On April 20 at 4:00 p.m., Moya Bailey will give a lecture at Grinnell College. Bailey, an assistant professor in the Department of Cultures, Societies, and Global Studies and the program in Women’s, Gender, and Sexuality Studies at Northeastern University, focuses on Black women’s use of digital media to promote social justice as acts of self-affirmation and health promotion. The Tinkering Humanist series continues this spring, offering short, hands-on workshops led by Matthew Hannah. Times will be listed on the Digital Bridges website as they are confirmed. 

StoryCenter Leads Summer Institute with Digital Storytelling Production Workshop

The year culminates with the 2017 Summer Institute, May 30 to June 3. This year’s institute will be led by the staff of StoryCenter, an organization dedicated to teaching digital storytelling and media production.

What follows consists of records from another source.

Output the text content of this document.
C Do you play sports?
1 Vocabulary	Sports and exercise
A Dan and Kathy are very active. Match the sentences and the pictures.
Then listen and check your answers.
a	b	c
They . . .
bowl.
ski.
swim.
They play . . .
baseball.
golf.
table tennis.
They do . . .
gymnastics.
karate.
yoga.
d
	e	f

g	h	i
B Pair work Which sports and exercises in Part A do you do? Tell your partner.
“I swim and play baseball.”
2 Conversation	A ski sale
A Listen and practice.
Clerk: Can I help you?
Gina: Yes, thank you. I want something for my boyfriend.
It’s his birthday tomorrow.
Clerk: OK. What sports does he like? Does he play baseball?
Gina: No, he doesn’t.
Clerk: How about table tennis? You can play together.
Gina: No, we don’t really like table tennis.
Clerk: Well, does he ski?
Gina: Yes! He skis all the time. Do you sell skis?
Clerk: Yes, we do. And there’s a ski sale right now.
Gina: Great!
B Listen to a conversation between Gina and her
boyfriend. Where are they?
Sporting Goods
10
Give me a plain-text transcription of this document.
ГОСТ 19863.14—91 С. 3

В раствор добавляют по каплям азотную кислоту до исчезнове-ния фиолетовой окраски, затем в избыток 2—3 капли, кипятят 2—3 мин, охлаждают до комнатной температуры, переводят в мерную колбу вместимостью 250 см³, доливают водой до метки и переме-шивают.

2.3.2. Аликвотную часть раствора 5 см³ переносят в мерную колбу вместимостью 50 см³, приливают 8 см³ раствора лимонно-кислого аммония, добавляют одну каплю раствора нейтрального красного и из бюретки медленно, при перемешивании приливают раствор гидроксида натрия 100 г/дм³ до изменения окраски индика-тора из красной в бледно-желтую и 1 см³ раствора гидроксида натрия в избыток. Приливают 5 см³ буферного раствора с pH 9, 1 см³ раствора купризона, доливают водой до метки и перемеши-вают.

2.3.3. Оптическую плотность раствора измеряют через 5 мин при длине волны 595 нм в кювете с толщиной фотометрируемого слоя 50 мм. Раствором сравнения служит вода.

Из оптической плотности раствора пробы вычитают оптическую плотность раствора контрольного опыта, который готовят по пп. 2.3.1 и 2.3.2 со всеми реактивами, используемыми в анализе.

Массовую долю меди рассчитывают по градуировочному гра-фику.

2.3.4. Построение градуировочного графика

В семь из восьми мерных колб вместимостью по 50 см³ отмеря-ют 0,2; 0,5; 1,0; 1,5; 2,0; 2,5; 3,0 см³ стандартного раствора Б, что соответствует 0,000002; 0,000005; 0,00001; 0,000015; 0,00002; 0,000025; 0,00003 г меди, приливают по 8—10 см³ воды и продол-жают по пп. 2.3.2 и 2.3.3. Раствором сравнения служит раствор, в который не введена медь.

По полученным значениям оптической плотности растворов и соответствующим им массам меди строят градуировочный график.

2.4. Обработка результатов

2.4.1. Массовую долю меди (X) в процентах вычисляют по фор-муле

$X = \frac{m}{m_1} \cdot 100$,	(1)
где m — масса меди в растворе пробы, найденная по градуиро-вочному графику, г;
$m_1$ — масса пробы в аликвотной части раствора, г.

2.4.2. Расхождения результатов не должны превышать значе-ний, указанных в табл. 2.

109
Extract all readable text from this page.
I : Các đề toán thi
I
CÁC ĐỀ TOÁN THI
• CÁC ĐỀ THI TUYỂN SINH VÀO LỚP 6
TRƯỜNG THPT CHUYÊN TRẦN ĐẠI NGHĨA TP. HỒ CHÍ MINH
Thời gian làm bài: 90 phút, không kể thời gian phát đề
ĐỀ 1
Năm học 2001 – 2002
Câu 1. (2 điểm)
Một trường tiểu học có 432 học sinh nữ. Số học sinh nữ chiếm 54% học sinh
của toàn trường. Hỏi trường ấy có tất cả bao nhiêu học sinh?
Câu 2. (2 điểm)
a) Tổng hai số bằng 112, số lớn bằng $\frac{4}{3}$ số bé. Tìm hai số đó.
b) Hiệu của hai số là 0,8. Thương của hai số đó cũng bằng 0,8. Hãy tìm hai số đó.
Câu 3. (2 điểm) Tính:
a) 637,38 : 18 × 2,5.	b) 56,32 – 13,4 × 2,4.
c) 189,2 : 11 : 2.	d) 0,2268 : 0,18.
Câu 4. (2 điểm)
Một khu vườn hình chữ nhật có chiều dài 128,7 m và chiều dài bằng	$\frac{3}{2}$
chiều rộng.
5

The weeklong event on the University of Iowa campus will include a Snapshot Workshop designed for digital storytelling in higher education and public-facing humanities scholarship and teaching. Participants will learn how to transform their scholarship into stories, develop scripts, incorporate images, record voiceovers, and edit video. The goal is for everyone to leave with a digital story developed from beginning through online publication. Participants, who must attend the full week, receive a stipend. 

Digital Bridges for Humanistic Inquiry is led by principal investigators Erik Simpson, Professor of English at Grinnell College; Teresa Mangum, Professor and Director of the Obermann Center for Advanced Studies at the University of Iowa; and Jim Elmborg, Professor of the School of Library and Information Science at the University of Iowa. They are assisted by Mellon Postdoctoral Fellows Christina Boyles and Matthew Hannah, located at the University of Iowa, and Jennifer Shook, located at Grinnell College. Further assistance comes from Student Instructional Teaching Assistants (SITAs) Trevor Templeman and Michael Goldberg.